Salah satu quote yang paling saya ingat dari beliau adalah “ jika kamu ingin terus disuapi maka selamanya kamu akan menjadi bayi ”. quote ini muncul sewaktu beliau mengajar kami di kelas akhir. Kalau tidak salah ketika pengayaan mendekati ujian nasional. Benar to apa yang dikatakan Ustad Sunipe ? jika kita hanya bergantung pada orang lain maka selamanya kita tak kan bisa mandiri. Quote ini mengajarkan arti dari sebuah proses yang termanifestasi melalui ketidak jemuan dalam mencoba dan terus mencoba.
Logika sederhananya begini, anda tidak akan bisa menggunakan sepeda motor jika anda hanya duduk di jok belakang.
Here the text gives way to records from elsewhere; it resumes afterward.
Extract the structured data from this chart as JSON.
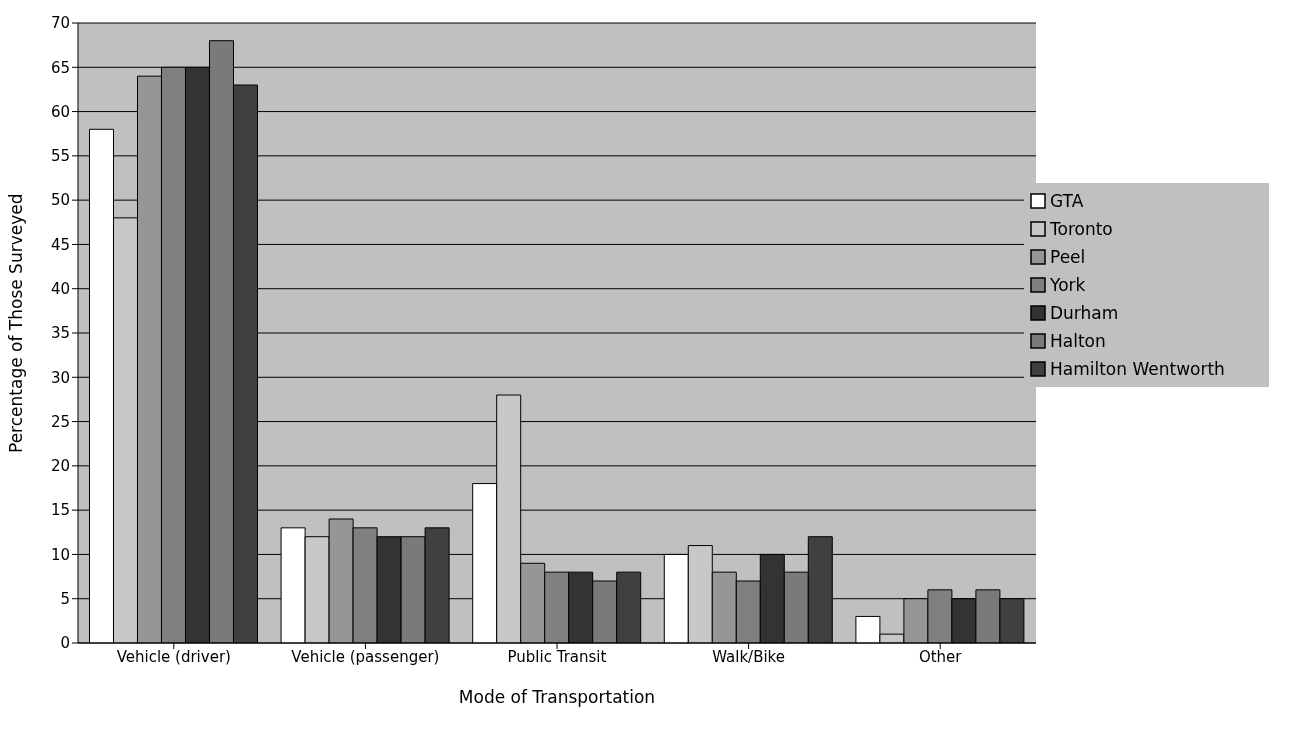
{
  "chart_data": {
    "type": "bar",
    "xlabel": "Mode of Transportation",
    "ylabel": "Percentage of Those Surveyed",
    "categories": [
      "Vehicle (driver)",
      "Vehicle (passenger)",
      "Public Transit",
      "Walk/Bike",
      "Other"
    ],
    "series": [
      {
        "name": "GTA",
        "color": "#ffffff",
        "values": [
          58,
          13,
          18,
          10,
          3
        ]
      },
      {
        "name": "Toronto",
        "color": "#c8c8c8",
        "values": [
          48,
          12,
          28,
          11,
          1
        ]
      },
      {
        "name": "Peel",
        "color": "#969696",
        "values": [
          64,
          14,
          9,
          8,
          5
        ]
      },
      {
        "name": "York",
        "color": "#808080",
        "values": [
          65,
          13,
          8,
          7,
          6
        ]
      },
      {
        "name": "Durham",
        "color": "#333333",
        "values": [
          65,
          12,
          8,
          10,
          5
        ]
      },
      {
        "name": "Halton",
        "color": "#7a7a7a",
        "values": [
          68,
          12,
          7,
          8,
          6
        ]
      },
      {
        "name": "Hamilton Wentworth",
        "color": "#404040",
        "values": [
          63,
          13,
          8,
          12,
          5
        ]
      }
    ],
    "ylim": [
      0,
      70
    ],
    "yticks": [
      0,
      5,
      10,
      15,
      20,
      25,
      30,
      35,
      40,
      45,
      50,
      55,
      60,
      65,
      70
    ],
    "grid": "y",
    "legend": "right"
  }
}
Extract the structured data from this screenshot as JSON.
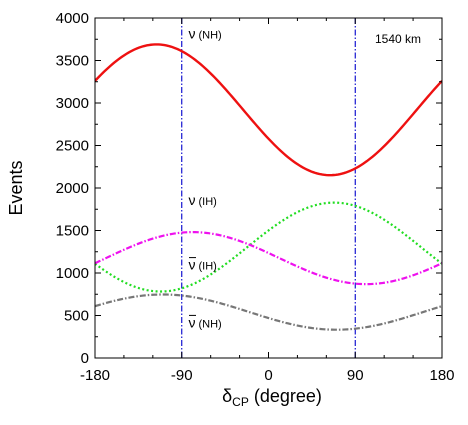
{
  "chart_data": {
    "type": "line",
    "title": "",
    "xlabel": {
      "main": "δ",
      "sub": "CP",
      "rest": " (degree)"
    },
    "ylabel": "Events",
    "xlim": [
      -180,
      180
    ],
    "ylim": [
      0,
      4000
    ],
    "xticks": [
      -180,
      -90,
      0,
      90,
      180
    ],
    "yticks": [
      0,
      500,
      1000,
      1500,
      2000,
      2500,
      3000,
      3500,
      4000
    ],
    "grid": false,
    "legend": "none",
    "baseline_label": "1540 km",
    "vlines": [
      {
        "x": -90,
        "color": "#0000cc",
        "style": "dash-dot"
      },
      {
        "x": 90,
        "color": "#0000cc",
        "style": "dash-dot"
      }
    ],
    "series": [
      {
        "model": {
          "mean": 2920,
          "amp_cos": -340,
          "amp_sin": -690
        },
        "color": "#ee1111",
        "style": "solid",
        "width": 2.4,
        "label": {
          "symbol": "ν",
          "bar": false,
          "tag": "(NH)",
          "at": [
            -83,
            3760
          ]
        }
      },
      {
        "model": {
          "mean": 1305,
          "amp_cos": 195,
          "amp_sin": 485
        },
        "color": "#22dd22",
        "style": "dotted",
        "width": 2.2,
        "label": {
          "symbol": "ν",
          "bar": false,
          "tag": "(IH)",
          "at": [
            -83,
            1800
          ]
        }
      },
      {
        "model": {
          "mean": 1175,
          "amp_cos": 60,
          "amp_sin": -300
        },
        "color": "#ee11ee",
        "style": "dash-dot",
        "width": 2.2,
        "label": {
          "symbol": "ν",
          "bar": true,
          "tag": "(IH)",
          "at": [
            -83,
            1040
          ]
        }
      },
      {
        "model": {
          "mean": 540,
          "amp_cos": -70,
          "amp_sin": -195
        },
        "color": "#777777",
        "style": "dash-dot",
        "width": 2.2,
        "label": {
          "symbol": "ν",
          "bar": true,
          "tag": "(NH)",
          "at": [
            -83,
            360
          ]
        }
      }
    ]
  }
}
Cuma dibonceng tok. Jika ingin bisa mengemudikan sepeda motor, peganglah stangnya, tarik gasnya, kontrol remnya, tapi jangan lupa hidupkan dulu motornya, kalau pun jatuh sekali dua kali tak mengapa. Sungguh jatuh dari motor lebih baik daripada jatuh dalam bayang-bayang masa lalu #BaperTime.
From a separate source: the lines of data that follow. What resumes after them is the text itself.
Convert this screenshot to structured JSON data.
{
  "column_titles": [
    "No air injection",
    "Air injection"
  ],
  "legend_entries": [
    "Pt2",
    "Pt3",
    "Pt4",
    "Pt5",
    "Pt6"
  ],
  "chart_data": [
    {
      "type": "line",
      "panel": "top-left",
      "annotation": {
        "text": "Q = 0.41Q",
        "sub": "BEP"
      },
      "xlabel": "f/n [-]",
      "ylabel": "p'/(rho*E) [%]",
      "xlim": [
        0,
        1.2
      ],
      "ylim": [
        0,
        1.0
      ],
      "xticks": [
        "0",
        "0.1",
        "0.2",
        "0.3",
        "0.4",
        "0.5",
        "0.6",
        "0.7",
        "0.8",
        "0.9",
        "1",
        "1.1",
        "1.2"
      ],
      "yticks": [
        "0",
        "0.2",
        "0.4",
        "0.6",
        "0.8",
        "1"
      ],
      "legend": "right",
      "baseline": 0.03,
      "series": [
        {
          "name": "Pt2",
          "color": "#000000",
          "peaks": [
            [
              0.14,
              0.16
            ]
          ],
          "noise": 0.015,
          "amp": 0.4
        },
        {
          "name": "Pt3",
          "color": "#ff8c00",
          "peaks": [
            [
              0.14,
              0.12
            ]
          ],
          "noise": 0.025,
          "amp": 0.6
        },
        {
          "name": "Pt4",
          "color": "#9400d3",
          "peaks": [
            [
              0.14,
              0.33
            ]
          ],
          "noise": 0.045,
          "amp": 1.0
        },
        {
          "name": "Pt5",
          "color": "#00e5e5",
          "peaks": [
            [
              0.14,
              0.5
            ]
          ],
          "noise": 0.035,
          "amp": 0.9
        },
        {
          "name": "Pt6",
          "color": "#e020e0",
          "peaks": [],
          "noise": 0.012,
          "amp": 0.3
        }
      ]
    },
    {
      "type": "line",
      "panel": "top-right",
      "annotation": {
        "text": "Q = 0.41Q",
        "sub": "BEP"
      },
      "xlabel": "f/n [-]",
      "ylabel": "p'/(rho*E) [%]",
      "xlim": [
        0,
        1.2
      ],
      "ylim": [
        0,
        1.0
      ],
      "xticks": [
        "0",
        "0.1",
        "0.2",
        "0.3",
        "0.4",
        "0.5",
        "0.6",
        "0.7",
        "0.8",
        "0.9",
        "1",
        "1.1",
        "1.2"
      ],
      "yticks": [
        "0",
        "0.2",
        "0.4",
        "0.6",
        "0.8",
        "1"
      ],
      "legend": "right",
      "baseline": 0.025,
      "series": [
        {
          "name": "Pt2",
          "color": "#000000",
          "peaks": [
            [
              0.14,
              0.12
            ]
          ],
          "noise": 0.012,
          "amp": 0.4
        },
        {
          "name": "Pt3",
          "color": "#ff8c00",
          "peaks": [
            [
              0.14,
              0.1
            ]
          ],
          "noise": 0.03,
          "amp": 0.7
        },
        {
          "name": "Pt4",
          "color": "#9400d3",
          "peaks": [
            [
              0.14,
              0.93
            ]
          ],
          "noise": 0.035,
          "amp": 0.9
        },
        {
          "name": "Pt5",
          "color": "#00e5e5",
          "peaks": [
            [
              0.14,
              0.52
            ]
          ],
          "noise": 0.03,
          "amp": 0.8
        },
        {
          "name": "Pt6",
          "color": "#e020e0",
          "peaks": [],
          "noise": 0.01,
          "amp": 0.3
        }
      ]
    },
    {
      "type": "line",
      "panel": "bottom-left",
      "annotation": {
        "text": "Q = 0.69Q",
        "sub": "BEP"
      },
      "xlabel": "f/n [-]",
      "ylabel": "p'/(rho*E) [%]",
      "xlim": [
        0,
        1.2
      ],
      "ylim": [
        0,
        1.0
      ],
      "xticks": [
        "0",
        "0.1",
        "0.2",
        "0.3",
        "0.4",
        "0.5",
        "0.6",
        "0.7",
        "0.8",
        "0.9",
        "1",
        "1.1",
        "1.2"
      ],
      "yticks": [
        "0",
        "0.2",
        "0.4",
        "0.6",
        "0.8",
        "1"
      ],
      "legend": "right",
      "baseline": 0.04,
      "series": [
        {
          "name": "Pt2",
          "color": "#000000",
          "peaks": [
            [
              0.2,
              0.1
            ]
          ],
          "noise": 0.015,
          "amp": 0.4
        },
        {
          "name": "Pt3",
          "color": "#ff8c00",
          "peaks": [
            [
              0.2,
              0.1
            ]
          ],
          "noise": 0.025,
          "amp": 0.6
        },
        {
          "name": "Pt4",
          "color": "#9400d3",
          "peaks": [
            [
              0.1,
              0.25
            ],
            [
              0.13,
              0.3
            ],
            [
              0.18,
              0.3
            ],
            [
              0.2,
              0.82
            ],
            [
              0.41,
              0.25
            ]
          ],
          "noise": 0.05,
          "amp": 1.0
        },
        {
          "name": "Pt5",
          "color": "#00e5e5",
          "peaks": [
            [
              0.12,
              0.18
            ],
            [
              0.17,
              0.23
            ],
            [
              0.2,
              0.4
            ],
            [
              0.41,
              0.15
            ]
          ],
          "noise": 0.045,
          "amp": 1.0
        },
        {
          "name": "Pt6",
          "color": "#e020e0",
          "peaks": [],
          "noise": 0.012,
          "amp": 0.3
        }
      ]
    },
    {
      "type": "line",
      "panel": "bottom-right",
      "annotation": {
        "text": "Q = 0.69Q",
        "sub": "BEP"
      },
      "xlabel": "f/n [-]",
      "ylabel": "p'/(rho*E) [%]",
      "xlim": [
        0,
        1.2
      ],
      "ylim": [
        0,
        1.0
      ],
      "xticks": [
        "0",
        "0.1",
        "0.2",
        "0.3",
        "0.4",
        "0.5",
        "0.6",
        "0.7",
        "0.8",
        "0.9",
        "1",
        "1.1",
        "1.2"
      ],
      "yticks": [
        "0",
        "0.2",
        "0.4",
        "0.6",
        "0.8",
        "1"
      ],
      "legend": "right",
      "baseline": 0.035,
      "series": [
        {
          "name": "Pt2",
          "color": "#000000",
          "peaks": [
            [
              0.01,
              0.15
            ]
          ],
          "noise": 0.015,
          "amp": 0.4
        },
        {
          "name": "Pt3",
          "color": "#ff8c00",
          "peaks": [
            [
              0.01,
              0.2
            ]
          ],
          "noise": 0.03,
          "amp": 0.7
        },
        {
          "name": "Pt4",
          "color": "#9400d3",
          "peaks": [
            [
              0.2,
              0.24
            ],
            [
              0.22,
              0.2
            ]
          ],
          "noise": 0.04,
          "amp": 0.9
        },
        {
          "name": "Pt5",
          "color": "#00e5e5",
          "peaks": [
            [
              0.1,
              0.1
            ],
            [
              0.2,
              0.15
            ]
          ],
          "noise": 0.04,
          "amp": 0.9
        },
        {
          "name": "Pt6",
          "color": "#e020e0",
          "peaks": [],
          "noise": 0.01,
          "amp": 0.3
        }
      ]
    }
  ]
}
Bagi saya pribadi, jujur, saya ingin menjadi penulis yang handal. Saya sering bertanya pada diri bagaimana cara mewujudkannya. Ustad Darwis Tere Liye memberi jawaban beberapa waktu lalu kala saya mengikuti bedah buku beliau di SMA 2 Muhammadiyah Jogjakarta. “ bagaimana engkau bisa jadi penulis kalau engkau tidak mulai menulis, cara terbaik menjadi penulis adalah dengan menulis sekarang juga, gak usah nunda-nunda, apalagi sibuk cari excuse, pembenaran, dan beribu alasan lainnya. Engkau tidak akan bisa masak jika hanya googling resep di internet, engkau tidak akan mampu bermain gitar jika hanya menonton gitar cover di youtube. Cara terbaik belajar masak adalah masak sekarang juga. Langkah tepat untuk bisa main gitar ialah dengan memetik gitar detik ini juga. Bukan menunda dan larut dalam asa tak bermuara ”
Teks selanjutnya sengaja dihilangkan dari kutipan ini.